In developing their games, both Stegman and Winter, like Perry and his colleagues at UW, consulted with and incorporated input from the students they hope will play them. In her interactions with students, Stegman found that they were not only able to grasp basic immunological concepts but they also became interested in more of the details. "[They were] asking me really hard questions about molecular biology and proteins and receptors and how many receptors are on a neuron and what happens to neurotransmitters after they bind to the receptor," she said. "But they also realize [that sometimes] I don't know the answer. And they are floored," she added. But that helps drive home the point that "science is a search for answers …not a collection of answers." Often the next question they ask is "how are we going to find out?"

Games are also a way to make abstract concepts more of a reality, Stegman continued. For example, when grade school children play the game Angry Birds, they learn a little bit about how parabolas work and that forms a foundation that teachers can build on. ImmuneAttack and ImmuneDefense do something similar for molecules and proteins. They show students how cells and proteins interact, diffuse, and move in a random fashion to accomplish their roles in the body and that gives them a frame of reference for when they actually learn these concepts in class, she said.

But are these games truly effective?
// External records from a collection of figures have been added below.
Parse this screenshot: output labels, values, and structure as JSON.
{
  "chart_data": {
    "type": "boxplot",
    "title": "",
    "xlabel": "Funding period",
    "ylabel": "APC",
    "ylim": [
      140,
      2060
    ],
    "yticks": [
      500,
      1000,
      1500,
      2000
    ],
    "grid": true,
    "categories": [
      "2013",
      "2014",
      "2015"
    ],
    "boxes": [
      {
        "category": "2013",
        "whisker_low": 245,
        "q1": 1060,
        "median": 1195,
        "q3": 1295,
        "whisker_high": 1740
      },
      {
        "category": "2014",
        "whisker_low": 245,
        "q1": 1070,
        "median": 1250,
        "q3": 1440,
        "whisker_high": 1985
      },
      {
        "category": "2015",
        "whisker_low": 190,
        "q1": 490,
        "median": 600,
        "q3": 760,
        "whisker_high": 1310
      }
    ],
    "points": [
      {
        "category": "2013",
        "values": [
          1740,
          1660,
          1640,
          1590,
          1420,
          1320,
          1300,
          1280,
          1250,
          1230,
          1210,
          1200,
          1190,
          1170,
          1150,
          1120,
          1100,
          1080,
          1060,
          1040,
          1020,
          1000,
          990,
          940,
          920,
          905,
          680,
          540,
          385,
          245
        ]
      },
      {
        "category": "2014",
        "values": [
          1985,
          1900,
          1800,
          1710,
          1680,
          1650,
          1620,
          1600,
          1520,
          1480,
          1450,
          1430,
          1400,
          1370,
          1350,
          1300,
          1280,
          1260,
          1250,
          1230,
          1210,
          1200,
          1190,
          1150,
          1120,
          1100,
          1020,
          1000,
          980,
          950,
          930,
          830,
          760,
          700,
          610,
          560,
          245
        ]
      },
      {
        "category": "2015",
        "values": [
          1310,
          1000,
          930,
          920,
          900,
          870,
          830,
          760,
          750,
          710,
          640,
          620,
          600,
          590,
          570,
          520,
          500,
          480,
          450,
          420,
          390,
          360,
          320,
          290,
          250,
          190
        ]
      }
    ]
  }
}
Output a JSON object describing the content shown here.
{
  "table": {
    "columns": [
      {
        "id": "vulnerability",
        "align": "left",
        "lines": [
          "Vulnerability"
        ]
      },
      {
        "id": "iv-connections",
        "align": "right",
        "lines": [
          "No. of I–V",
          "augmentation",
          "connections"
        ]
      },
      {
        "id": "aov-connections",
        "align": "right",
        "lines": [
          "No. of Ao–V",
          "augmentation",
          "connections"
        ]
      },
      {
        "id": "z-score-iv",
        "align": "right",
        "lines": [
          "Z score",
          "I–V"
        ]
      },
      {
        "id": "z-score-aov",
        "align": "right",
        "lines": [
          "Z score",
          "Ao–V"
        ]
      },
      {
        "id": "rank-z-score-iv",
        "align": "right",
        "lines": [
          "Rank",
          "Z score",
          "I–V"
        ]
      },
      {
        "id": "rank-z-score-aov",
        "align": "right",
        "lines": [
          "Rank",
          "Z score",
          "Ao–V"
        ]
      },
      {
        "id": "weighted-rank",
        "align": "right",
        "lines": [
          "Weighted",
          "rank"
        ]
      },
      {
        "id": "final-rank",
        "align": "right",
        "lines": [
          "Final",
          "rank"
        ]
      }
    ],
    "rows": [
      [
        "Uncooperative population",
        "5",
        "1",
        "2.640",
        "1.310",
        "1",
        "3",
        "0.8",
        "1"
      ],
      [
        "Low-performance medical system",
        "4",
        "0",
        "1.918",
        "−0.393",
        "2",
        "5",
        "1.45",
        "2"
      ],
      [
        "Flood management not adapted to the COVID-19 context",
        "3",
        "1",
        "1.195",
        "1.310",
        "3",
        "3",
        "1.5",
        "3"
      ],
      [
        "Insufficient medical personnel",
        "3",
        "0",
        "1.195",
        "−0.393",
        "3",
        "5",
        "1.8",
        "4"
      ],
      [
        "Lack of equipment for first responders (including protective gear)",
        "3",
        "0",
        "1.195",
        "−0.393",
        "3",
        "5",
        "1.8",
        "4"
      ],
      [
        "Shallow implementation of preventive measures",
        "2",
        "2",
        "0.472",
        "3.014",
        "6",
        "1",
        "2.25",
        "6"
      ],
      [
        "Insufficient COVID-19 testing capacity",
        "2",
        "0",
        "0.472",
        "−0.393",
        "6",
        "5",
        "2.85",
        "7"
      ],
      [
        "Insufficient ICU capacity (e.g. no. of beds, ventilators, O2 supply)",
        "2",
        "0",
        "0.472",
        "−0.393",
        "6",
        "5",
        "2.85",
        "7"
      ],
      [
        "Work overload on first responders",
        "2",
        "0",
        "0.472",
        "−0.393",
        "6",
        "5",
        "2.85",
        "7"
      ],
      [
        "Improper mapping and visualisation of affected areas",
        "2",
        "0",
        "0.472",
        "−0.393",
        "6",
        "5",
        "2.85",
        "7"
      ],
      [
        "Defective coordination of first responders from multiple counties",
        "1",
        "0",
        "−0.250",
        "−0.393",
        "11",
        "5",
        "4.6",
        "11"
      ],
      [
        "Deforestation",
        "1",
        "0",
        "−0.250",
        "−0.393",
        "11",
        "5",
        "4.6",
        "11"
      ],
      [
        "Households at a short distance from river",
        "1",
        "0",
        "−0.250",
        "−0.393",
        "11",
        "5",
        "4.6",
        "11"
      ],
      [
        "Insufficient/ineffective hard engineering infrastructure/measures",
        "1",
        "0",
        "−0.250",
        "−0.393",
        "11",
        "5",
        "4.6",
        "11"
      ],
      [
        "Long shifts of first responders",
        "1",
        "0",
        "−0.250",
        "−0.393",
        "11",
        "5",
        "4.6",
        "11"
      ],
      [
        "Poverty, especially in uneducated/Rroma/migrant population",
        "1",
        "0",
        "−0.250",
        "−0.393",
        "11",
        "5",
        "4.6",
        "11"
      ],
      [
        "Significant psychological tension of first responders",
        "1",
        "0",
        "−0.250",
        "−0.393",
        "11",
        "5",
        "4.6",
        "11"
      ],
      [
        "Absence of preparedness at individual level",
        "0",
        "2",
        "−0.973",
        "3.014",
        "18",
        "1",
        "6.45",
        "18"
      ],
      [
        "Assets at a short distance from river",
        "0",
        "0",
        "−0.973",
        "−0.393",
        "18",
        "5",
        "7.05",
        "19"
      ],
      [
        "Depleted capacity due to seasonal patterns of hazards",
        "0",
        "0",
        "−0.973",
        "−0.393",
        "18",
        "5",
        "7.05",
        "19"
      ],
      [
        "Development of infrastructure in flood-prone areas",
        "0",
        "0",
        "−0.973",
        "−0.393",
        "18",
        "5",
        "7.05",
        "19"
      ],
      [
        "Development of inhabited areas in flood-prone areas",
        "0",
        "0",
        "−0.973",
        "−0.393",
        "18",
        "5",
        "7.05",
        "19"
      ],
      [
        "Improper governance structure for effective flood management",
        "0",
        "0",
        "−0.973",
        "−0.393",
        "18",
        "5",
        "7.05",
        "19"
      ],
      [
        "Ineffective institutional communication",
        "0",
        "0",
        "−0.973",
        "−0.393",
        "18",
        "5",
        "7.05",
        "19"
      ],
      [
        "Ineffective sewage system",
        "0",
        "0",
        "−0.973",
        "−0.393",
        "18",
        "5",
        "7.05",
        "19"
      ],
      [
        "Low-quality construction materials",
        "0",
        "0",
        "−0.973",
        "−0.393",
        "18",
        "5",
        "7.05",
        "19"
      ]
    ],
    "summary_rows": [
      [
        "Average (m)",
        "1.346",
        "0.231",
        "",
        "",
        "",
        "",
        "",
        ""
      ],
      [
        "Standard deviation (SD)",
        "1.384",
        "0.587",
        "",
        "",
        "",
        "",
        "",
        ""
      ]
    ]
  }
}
In the case of Immune Attack, the evidence seems to suggest that students' understanding of basic immunology increased. Stegman found that students who played the game performed better than a control group on an immunology test taken afterwards and were able to recall facts and concepts. For example, after playing with monocytes in the game, students could remember that it is a type of white blood cell and were also able to recall what it is used for in the body, she told BioInform. Details of her findings were published in Faraday Discussions.

For Winter, evidence of the success of her organic chemistry games is mostly anecdotal but "it's really good solid anecdotal evidence" based on 10 years of experience, she said. In addition to raising funds to launch her games, Winter is now working with professors at Wayne State University and the University of Illinois, Springfield to design protocols to more concretely measure the effectiveness of her games.